- Abid Ali begins his rehabilitation at National High Performance Centre in Lahore.
- “As cricket has second innings, Almighty has given me second life,” Test cricketer says.
- “My request to all the fans is to get yourself screened regularly,” he urges.
Test cricketer Abid Ali this week began his rehabilitation programme at the National High Performance Centre in Lahore under the supervision of the Pakistan Cricket Board’s (PCB) medical team.
The 34-year-old was diagnosed with a case of acute coronary syndrome after he complained of chest pain while batting for Central Punjab against Khyber Pakhtunkhwa in the last round of Quaid-e-Azam Trophy. The team doctor had rushed him to a local hospital where he underwent angioplasty.
“[Just like] cricket has second innings, the Almighty has given me a second life,” Abid told PCB Digital as he commenced his rehabilitation at the NHPC. “I cannot thank the Almighty enough that I am sitting here today.”
Recalling the incident, Abid, who holds a distinguishing record of being the only men cricketer to score century in his ODI and Test debuts, said: “I started to feel uneasiness and pain while batting which worried me. When the pain intensified, I did some running and also consulted my batting partner Azhar Ali.”
“Subsequently and with the permission of the umpires, I left the field. But as I reached the rope, I started to vomit and got dizzy. The team physio and doctor Asad [Central Punjab’s team doctor] ran towards me, took off my pads and rushed me to a hospital,” the player added.
As he was on his way to the hospital, Abid was unaware of what was unfolding. He had taken the pain that he felt in his chest as a usual muscular one, but it was after the doctors put him under tests, the gravity of the situation unveiled.
“I was not aware that I was having a heart issue. The doctors conducted ECG (electrocardiogram), which did not come out fine,” he said.
He said that the doctors asked me how I was even walking and told me: “A normal person’s heart operates at 55%, while mine was operating a 30%,” adding that they will insert two stents as a valve of my heart was blocked.

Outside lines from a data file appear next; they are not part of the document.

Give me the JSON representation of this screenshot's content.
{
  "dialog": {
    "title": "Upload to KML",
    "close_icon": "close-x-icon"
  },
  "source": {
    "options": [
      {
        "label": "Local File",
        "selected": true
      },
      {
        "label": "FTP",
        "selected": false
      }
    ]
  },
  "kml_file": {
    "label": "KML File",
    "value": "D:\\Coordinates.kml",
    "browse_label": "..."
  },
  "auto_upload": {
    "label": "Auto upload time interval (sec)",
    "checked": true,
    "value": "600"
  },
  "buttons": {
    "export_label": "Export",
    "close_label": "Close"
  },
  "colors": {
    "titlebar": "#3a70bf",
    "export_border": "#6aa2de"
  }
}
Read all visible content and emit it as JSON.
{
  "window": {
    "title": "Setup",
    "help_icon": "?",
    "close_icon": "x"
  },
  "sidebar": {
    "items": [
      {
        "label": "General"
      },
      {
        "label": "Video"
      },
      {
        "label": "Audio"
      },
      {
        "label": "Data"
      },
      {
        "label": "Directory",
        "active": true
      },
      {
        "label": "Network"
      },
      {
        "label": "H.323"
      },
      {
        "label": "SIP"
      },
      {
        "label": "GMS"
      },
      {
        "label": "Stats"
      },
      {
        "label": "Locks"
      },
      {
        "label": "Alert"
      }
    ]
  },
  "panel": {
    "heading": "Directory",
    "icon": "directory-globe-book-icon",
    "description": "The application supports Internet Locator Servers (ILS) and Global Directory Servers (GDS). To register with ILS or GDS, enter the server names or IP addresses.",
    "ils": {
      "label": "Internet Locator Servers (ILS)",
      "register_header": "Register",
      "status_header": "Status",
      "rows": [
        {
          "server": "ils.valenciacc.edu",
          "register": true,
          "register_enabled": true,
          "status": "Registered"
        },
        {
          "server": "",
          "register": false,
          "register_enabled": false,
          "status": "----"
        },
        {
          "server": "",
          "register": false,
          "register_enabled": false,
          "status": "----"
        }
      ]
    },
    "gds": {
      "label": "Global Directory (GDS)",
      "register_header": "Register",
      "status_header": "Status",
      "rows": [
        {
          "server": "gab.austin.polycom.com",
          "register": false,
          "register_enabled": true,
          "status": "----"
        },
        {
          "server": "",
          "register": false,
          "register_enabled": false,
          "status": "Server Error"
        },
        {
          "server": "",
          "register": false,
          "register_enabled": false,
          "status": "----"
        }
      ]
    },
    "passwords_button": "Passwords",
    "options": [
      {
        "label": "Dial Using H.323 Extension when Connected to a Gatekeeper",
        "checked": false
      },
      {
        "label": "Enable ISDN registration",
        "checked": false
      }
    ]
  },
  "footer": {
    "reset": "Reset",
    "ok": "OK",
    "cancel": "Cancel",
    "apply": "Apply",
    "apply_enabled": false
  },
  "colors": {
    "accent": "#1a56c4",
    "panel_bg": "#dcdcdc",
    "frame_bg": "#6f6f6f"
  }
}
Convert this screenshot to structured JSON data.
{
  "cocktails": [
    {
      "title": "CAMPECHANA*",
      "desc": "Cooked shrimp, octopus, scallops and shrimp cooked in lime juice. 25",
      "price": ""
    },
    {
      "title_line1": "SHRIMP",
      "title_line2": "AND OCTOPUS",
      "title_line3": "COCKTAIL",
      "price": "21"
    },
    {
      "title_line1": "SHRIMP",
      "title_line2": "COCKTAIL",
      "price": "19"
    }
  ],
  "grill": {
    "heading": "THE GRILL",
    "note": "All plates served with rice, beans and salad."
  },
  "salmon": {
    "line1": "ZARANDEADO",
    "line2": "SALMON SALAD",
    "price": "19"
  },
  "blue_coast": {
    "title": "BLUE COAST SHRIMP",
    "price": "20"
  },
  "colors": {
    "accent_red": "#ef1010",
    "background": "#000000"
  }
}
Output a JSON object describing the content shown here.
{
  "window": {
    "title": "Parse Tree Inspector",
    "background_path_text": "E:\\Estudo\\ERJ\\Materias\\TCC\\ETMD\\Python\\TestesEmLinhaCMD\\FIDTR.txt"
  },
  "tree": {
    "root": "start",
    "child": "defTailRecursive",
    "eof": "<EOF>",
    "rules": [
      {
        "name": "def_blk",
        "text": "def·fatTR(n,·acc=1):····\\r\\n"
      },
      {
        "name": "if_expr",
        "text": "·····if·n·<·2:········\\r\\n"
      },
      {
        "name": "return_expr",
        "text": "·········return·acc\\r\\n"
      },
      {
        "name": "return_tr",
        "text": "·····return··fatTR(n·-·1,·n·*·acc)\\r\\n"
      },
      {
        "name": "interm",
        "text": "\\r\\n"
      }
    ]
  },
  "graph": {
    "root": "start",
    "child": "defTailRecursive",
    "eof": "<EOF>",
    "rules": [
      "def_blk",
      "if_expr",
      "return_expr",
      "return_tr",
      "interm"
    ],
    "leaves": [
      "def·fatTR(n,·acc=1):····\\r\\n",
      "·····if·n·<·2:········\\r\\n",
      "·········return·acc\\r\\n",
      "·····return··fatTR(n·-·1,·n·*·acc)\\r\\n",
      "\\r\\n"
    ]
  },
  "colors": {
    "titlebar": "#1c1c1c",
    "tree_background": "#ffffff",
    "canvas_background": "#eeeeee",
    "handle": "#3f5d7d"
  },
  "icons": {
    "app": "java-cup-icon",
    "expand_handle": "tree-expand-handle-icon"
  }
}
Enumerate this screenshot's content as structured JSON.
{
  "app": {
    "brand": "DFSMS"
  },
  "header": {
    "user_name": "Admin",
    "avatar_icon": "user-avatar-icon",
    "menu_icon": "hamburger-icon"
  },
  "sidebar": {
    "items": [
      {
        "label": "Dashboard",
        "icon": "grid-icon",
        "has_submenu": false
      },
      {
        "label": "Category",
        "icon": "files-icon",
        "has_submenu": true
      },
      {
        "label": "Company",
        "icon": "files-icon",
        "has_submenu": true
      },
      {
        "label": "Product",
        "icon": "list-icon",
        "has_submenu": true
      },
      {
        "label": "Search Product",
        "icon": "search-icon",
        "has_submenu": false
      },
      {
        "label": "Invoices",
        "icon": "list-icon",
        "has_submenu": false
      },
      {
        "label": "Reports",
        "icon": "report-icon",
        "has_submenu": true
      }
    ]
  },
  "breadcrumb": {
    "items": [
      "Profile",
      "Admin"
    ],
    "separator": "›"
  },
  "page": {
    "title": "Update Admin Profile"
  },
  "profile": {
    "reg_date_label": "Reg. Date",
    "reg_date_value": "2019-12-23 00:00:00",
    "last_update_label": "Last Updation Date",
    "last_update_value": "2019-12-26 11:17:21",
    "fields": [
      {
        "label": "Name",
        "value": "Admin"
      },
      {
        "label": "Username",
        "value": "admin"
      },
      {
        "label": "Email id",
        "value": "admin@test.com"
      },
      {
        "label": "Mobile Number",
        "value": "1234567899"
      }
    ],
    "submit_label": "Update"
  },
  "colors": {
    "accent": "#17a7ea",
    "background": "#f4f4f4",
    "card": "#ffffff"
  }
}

“That left me in state of shock,” he said.
The news of Abid’s sudden illness sent shockwaves through the cricket world.
Abid’s teammate Hasan Ali, the Pakistan’s fast bower, recalled: “It was a very sad news for me and I was literally shocked.
“I have a very close relationship with Abid bhai. We played first-class together for three, four years from Islamabad region. I was very upset and praying for him.”
Imran Butt, with whom Abid has opened in Test 10 innings and also shared a century stand, said: “It was a shocking news. I share a very special relationship with him for a year and a half now. We did not think it would be such a serious issue. For an athlete to undergo this on-field is rare.”
The PCB’s medical team has put together a rehabilitation plan for Abid to help him in his return to cricket for which he is eager.
“The PCB medical team has prepared a rehab plan for me. God willing, I will try to hold the bat as early as I can and start training,” Abid said.
“Cricket is my life. It is a priceless aspect of my life that I do not want to leave. I am trying to return to cricket as soon as I can. I am hopeful that I will make my comeback [in cricket] in this new life that the Almighty has given me,” he added.
He also gave a message to his fans that “health is wealth”.
“My request to all the fans is to get yourself screened regularly. This incident helped me to realise its important,” the player expressed.
To further improve and enhance the effectiveness of the healthcare at venues, PCB Chairman Ramiz Raja has asked the PCB medical team to set up defibrillators at the Karachi, Lahore and Rawalpindi stadium as well as the National High Performance Centre.
Ramiz Raja said: “Welcome back, Abid Ali. Many congratulations to you [on your recovery] as one’s life changes after such an experience. It is your courage that you still have a smile on your face. Such experiences are a learning curve.”
He further said that if you one is an athlete and does regular sports, one is not aware of the wear and tear that goes inside the body.
“The good thing is Abid Ali was saved. He received great treatment and was taken care of. He is a star for us,” Raja said.
“My message to him is to take things slow, take his time and don’t compromise on his health. My well-wishes are with you.”
“This situation can befall on any cricketer. I have asked our doctors to install defibrillators at our stadiums so that they are equipped and ready to use survival kits, should a situation arise,” he added.